RADARCIREBON.TV – Final Piala Dunia Antarklub 2025 berubah dari panggung kehormatan menjadi ring adu emosi. Chelsea keluar sebagai juara setelah menggulung Paris Saint-Germain 3-0.
Namun, bukan hanya skor yang jadi sorotan malam itu—melainkan adegan pasca-pertandingan yang lebih mirip episode reality show daripada partai puncak sepak bola dunia.
Drama dimulai di menit ke-86. Joao Neves, gelandang muda PSG yang disebut-sebut “masa depan Portugal”, mendadak hilang kendali. Dalam satu momen gila yang membuat seluruh stadion terdiam, Neves menjambak rambut keriting indah milik Marc Cucurella.
Baca Juga:Dengar Baik -baik!!! Ini 5 Alasan PSG Kalah Telak dari Chelsea — Bukan Salah Wasit?Ini Detik-detik Terjadinya 3 Gol Chelsea FC !! PSG Kebanyakan Pegang Bola Lupa Nyerang, Over Pede!!
Ya, bukan tarik biasa—ini benar-benar seperti potongan dari sinetron prime time. Cucurella jatuh, penonton gaduh, dan wasit mengangkat kartu merah tanpa ragu. Sebuah tontonan yang lebih cocok untuk program infotainment ketimbang final antar-klub terbaik dunia.
Begitu peluit panjang dibunyikan, seharusnya menjadi momen elegan—pelukan, saling hormat, tukar jersey. Tapi tidak malam ini. Bukannya berjabat tangan, pelatih PSG, Luis Enrique, malah mendorong tubuh Joao Pedro, pemain Chelsea yang malam itu tampil cemerlang. Tidak jelas motifnya—apakah frustasi, emosi, atau sekadar tidak suka potongan rambut pemain muda Brasil itu.
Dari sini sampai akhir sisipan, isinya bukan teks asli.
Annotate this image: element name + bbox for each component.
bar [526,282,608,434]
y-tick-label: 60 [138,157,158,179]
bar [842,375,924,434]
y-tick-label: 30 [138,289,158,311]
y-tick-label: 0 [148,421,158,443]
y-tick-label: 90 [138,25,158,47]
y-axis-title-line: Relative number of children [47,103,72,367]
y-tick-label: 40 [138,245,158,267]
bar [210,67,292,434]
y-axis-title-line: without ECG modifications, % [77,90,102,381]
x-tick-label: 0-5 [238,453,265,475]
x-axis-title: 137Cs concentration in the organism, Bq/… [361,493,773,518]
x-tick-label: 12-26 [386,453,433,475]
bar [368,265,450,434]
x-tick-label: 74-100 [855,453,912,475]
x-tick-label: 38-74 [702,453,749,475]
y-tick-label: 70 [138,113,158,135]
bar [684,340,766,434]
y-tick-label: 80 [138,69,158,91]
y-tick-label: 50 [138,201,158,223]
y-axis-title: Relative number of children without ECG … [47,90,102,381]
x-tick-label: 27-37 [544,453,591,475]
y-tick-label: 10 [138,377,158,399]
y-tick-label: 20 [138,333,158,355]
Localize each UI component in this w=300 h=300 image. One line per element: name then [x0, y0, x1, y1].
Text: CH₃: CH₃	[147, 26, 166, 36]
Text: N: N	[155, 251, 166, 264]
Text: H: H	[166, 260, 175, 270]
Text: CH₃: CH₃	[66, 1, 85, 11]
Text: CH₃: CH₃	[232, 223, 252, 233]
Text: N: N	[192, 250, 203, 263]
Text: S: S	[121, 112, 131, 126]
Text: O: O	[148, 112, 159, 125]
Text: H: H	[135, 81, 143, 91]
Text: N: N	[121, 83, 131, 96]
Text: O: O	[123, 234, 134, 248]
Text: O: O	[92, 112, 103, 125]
Yang pasti, adu dorong terjadi. Ofisial keamanan masuk. Beberapa pemain mencoba melerai, sebagian lain tampak siap bergabung dalam kekacauan. Satu-satunya hal yang lebih panas dari tensi di lapangan malam itu adalah trending topic di media sosial: #PSGBreakdown dan #JoaoNevesOut melesat naik hanya dalam hitungan menit.
Chelsea sendiri tampak tidak tertarik dengan drama tersebut. Mereka berpesta di sisi lain lapangan, seolah chaos itu hanya angin lalu. Cole Palmer dan Joao Pedro yang mencetak gol di laga ini memilih merayakan dengan suporter ketimbang ikut menanggapi PSG yang ‘membara tanpa makna’.
Publik sepak bola kini menyorot dua hal: kebangkitan Chelsea yang kembali ke puncak dunia… dan kehancuran mental PSG yang lagi-lagi gagal membuktikan diri di level tertinggi.
Satu hal yang pasti: jika ini sepak bola modern, maka teater Shakespeare bisa pensiun dini. Karena apa yang terjadi di MetLife Stadium malam itu, adalah tragedi dan komedi yang ditulis langsung oleh ego, emosi, dan ambisi yang tak kesampaian.
Selamat untuk Chelsea. Dan untuk PSG selamat merenung.